We can use this in our definition of RSet and get to the final, working solution:

data RSet a = RSet (Cell a) Thunk
insert x r2 = unsafePerformIO $ do
  c1 <- newCell
  t1 <- thunk $ do
    let (RSet c2 t2) = r2
    declareInsert x c1 c2
    return [t2]
  return (RSet c1 t1)
get (RSet c t) = unsafePerformIO $ do
  force t
  getCell c

This snippet captures the essential ideas behind rec-def:

  • Use laziness to allow recursive definition to describe the propagator graph naturally
  • Use a form of “explicit thunk” to register the propagator graph relations at the right time (not too early/strict, not too late)

And that’s all?

The actual implementation in rec-def has a few more moving parts.

In particular, it tries to support different value types (not just sets), possibly with different implementations, and even mixing them (e.g. in member :: Ord a => a -> RSet a -> RBool), so the generic code is in Data.Propagator.Purify, and supports various propagators underneath. The type RSet is then just a newtype around that, defined in Data.Recursive.Internal to maintain the safety of the abstraction,

I went back and forth on a few variants of the design here, including one where there was a generic R type constructor (R (Set a), R Bool etc.), but then monomorphic interface seems simpler.

Does it really work?

The big remaining question is certainly: Is this really safe and pure? Does it still behave like Haskell?

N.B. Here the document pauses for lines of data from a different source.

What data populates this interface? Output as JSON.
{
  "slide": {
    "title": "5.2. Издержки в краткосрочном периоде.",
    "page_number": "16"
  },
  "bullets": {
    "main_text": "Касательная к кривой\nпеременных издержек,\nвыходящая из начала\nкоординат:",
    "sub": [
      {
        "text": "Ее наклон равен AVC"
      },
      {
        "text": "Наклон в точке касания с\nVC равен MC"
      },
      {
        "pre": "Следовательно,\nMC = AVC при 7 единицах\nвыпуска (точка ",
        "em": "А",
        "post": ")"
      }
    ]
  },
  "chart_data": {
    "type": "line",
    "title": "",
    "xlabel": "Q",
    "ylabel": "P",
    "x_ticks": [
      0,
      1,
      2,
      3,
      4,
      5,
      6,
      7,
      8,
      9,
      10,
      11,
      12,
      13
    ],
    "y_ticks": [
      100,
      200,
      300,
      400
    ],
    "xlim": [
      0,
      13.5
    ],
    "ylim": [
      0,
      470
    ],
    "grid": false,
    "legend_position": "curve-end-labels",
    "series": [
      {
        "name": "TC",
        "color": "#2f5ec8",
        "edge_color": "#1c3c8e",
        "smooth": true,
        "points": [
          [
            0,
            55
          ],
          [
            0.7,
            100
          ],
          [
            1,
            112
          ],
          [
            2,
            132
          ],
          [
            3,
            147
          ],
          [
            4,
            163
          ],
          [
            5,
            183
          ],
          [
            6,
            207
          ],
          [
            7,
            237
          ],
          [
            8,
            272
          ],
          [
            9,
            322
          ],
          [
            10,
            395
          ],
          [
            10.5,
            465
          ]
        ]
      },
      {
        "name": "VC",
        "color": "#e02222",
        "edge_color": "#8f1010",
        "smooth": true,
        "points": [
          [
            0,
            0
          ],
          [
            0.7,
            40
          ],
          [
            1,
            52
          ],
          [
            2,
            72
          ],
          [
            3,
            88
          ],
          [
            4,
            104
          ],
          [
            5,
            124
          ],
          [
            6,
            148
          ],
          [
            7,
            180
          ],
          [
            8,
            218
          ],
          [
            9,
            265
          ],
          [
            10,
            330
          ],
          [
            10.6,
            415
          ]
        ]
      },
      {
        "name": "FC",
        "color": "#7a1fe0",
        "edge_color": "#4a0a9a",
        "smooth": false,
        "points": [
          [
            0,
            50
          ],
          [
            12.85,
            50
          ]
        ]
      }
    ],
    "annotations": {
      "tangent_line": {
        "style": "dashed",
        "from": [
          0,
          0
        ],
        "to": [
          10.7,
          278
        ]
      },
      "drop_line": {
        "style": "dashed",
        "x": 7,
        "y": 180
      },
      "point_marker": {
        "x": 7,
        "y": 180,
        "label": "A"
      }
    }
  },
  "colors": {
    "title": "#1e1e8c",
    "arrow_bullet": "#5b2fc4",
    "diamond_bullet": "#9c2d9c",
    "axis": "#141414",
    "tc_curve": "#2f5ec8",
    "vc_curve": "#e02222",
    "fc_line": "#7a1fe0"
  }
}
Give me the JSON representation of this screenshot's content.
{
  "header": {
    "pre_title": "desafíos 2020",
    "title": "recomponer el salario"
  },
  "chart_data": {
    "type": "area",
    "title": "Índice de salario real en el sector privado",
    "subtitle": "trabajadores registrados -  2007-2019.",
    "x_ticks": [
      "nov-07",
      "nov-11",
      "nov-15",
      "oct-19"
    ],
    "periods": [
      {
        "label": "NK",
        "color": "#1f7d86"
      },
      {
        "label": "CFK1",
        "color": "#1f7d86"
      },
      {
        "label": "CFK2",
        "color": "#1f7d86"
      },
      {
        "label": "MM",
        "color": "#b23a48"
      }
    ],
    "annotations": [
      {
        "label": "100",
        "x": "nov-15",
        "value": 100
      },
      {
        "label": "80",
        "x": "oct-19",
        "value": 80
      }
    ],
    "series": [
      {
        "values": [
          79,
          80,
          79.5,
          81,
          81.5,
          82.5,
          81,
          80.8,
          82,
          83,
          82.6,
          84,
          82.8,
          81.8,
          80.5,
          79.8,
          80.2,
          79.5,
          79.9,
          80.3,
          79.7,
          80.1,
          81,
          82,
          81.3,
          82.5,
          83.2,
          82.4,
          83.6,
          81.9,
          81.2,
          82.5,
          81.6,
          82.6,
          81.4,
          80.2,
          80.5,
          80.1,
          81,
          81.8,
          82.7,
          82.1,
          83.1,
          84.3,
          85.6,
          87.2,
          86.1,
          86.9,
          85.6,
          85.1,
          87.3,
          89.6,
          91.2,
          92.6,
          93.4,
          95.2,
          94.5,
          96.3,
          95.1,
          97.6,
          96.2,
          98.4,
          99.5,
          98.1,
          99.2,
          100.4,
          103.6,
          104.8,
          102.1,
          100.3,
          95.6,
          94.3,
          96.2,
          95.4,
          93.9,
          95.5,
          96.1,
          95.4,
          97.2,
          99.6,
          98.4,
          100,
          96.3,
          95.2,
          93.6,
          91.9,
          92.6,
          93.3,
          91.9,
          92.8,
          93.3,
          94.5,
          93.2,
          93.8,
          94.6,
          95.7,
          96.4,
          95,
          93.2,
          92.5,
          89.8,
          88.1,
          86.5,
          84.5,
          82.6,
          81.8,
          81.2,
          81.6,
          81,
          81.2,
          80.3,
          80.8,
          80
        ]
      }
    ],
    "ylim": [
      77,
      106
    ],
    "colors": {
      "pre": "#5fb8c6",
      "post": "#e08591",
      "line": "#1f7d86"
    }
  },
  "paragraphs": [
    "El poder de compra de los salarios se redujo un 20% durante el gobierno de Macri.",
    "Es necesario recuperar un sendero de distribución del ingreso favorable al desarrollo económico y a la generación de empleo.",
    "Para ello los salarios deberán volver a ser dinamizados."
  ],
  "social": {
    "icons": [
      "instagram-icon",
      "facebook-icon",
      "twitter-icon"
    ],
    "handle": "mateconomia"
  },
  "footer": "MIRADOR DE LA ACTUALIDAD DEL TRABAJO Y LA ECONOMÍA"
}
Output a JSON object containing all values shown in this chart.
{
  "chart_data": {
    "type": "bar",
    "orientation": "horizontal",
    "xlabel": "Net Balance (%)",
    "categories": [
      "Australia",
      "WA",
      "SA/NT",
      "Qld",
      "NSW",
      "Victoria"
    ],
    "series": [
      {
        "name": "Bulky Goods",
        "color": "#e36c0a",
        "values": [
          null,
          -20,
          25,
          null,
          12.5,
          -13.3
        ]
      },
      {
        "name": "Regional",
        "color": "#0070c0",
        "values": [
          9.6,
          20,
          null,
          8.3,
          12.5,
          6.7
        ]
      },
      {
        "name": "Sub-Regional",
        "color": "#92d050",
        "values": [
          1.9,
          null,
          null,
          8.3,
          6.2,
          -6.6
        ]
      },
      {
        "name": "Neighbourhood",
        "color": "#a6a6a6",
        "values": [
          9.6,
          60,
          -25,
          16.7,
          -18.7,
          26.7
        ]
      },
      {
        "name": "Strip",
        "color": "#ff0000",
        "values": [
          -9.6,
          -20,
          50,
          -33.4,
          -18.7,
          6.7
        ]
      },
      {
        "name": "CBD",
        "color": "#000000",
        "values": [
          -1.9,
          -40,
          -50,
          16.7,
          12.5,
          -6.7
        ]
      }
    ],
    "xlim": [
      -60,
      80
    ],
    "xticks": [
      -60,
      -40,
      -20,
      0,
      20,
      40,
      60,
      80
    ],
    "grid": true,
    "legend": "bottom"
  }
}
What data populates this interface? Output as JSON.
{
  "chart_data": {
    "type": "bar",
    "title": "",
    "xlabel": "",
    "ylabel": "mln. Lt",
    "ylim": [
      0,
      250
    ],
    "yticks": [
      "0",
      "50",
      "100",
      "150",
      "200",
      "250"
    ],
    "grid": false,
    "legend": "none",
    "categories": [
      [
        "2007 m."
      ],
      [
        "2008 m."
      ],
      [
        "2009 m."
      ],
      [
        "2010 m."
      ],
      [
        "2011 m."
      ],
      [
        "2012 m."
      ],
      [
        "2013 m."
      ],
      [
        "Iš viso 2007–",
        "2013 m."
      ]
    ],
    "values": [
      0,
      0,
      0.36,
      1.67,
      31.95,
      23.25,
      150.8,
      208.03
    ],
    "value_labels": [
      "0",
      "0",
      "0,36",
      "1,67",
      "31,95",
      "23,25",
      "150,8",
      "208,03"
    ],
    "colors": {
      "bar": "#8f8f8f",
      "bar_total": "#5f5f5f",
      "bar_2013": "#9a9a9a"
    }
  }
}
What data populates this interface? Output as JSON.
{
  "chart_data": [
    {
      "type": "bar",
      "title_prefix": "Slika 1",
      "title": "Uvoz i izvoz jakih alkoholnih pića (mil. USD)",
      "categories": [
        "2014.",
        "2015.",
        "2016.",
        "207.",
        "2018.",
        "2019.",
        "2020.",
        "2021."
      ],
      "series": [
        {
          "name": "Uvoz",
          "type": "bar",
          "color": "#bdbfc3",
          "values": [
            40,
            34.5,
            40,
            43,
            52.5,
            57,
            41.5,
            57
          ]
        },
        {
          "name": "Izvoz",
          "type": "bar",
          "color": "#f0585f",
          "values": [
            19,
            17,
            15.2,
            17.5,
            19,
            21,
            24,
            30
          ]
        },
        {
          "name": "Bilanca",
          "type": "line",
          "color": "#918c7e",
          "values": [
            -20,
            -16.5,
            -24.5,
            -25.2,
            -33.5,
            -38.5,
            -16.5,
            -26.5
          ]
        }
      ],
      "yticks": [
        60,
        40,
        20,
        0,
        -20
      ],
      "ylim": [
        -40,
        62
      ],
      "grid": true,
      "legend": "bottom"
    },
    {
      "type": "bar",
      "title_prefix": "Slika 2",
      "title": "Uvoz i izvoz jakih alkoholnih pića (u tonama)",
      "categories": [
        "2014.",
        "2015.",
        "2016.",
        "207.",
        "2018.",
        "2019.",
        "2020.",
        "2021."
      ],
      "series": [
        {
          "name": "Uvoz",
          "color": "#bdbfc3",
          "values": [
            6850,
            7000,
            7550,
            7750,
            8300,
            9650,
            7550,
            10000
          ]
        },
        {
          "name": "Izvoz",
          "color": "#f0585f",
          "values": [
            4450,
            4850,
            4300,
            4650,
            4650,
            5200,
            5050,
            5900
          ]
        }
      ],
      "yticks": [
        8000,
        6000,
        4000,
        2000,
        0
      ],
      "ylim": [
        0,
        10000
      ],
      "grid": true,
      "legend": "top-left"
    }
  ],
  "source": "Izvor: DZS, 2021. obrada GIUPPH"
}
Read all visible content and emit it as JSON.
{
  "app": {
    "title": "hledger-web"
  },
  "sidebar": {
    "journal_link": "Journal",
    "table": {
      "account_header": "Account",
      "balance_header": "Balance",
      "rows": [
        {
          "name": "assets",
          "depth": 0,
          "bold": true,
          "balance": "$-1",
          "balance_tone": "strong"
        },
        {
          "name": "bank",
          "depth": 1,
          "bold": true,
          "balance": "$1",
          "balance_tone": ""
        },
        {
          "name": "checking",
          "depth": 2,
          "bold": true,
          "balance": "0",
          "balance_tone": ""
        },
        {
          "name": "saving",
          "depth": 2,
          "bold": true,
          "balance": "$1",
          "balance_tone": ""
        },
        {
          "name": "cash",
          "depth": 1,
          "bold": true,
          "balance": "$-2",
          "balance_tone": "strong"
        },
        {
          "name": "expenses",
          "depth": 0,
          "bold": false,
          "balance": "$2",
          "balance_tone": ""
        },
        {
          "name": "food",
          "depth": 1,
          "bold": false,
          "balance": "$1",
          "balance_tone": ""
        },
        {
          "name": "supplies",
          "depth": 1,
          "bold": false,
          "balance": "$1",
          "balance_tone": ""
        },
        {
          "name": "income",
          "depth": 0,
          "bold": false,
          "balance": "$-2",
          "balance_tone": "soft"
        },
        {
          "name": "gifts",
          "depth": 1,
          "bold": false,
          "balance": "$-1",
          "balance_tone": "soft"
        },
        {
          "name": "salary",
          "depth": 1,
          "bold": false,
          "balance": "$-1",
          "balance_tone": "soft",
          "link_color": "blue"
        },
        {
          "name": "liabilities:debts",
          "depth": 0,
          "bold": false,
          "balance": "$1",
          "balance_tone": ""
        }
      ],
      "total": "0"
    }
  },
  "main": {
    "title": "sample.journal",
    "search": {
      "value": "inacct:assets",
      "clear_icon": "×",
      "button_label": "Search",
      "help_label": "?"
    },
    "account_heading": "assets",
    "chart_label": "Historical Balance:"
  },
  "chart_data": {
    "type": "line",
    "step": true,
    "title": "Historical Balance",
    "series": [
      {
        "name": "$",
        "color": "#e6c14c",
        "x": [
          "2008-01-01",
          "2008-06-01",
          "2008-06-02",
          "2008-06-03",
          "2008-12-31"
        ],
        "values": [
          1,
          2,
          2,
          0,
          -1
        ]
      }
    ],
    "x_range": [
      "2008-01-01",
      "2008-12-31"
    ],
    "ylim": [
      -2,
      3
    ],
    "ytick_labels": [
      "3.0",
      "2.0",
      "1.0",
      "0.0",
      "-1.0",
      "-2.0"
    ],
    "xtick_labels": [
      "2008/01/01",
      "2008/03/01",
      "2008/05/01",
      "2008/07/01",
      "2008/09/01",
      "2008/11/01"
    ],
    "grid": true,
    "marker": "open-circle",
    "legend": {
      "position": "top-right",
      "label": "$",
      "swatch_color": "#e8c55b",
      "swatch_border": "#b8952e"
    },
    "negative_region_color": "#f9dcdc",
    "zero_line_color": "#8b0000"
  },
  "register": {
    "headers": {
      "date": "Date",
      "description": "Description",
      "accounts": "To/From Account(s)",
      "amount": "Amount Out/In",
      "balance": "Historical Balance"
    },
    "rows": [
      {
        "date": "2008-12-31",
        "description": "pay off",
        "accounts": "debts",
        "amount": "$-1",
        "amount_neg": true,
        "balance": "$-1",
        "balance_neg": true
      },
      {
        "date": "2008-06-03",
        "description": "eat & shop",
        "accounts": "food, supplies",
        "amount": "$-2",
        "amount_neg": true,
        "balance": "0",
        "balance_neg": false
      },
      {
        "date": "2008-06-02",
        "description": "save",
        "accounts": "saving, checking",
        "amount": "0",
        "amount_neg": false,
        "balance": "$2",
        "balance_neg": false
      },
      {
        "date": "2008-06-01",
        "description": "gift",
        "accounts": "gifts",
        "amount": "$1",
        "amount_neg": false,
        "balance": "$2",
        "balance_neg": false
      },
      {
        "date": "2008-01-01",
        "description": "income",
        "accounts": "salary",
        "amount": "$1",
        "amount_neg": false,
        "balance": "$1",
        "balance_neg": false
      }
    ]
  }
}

The answer to these questions certainly depends on the underlying propagator implementation. But it also depends on what we actually mean by “safe and pure”? For example, do we expect the Static Argument Transformation be semantics preserving? Or is it allowed to turn undefined values into defined ones (as it does here)?

I am unsure myself yet, so I’ll defer this discussion to a separate blog post, after I hopefully had good discussions about this here at ICFP 2022 in Ljubljana. If you are around and want to discuss, please hit me up!